The observance of this custom seems fairly general in the London district. Grotto building has been observed in recent years at Barnet, Hoxton, Islington, in the North of London; and at Hammersmith in the West, besides Leytonstone in the East.[1] Also some fifty years ago, my landlady, then a child in the (at that time) well-to-do suburb of the Old Kent Road, S.E., used herself to make these grottoes, using for the purpose oyster-shells, which were procured from a fishmonger and most carefully cleaned, and greeting the passers-by with the following jingle:—

"Please to remember the grotto;
It's only once a year.
Father's gone to sea;
Mother's gone to fetch him back,
So please remember me."

Chambers's Book of Days mentions this custom of grotto-making under July 25th, and gives an illustration representing a child standing by one of these grottoes and begging from a lady passing by. His account is that in London, on the first few days of the oyster season, children make piles of these shells with a candle stuck in the top to be lighted at night, while the children whine out " mind the grotto "—a demand for a penny, professedly to keep up the candle. Neither Ellis's Brand's Antiquities, nor Hone's Every Day Book have anything on the subject.

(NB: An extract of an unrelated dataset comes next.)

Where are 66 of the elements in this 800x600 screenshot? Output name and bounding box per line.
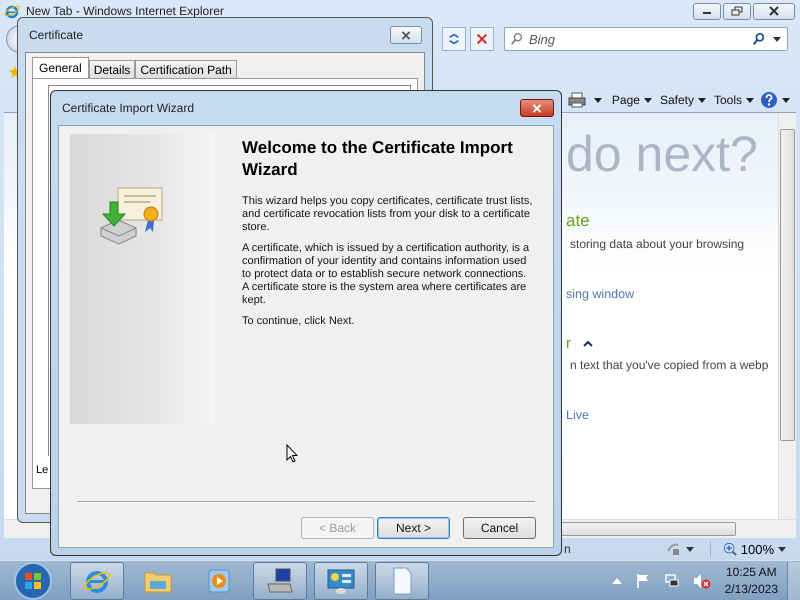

All whom I interrogated were quite ignorant of the fact that they were assisting unconsciously to perpetuate an interesting custom which has probably been handed down for more than 500 years; and of the real import of candle and flowers. For these grottoes are almost certainly imitations of shrines to St. James of Compostella, which were erected in the thirteenth and fourteenth centuries in London (and perhaps at other places in England) for the benefit of those poorer folk who could not aff"ord the expense of the long pilgrimage to Spain and yet wished to pay their devotions to the perhaps most popular saint of that day (cf. Brewer, Dictionary of Phrase and

  1. [When I was a child at Islington, fifty years ago, the date of the grotto-day was August 5th, i.e., 25th July, Old Style.—E. S. Hartland.]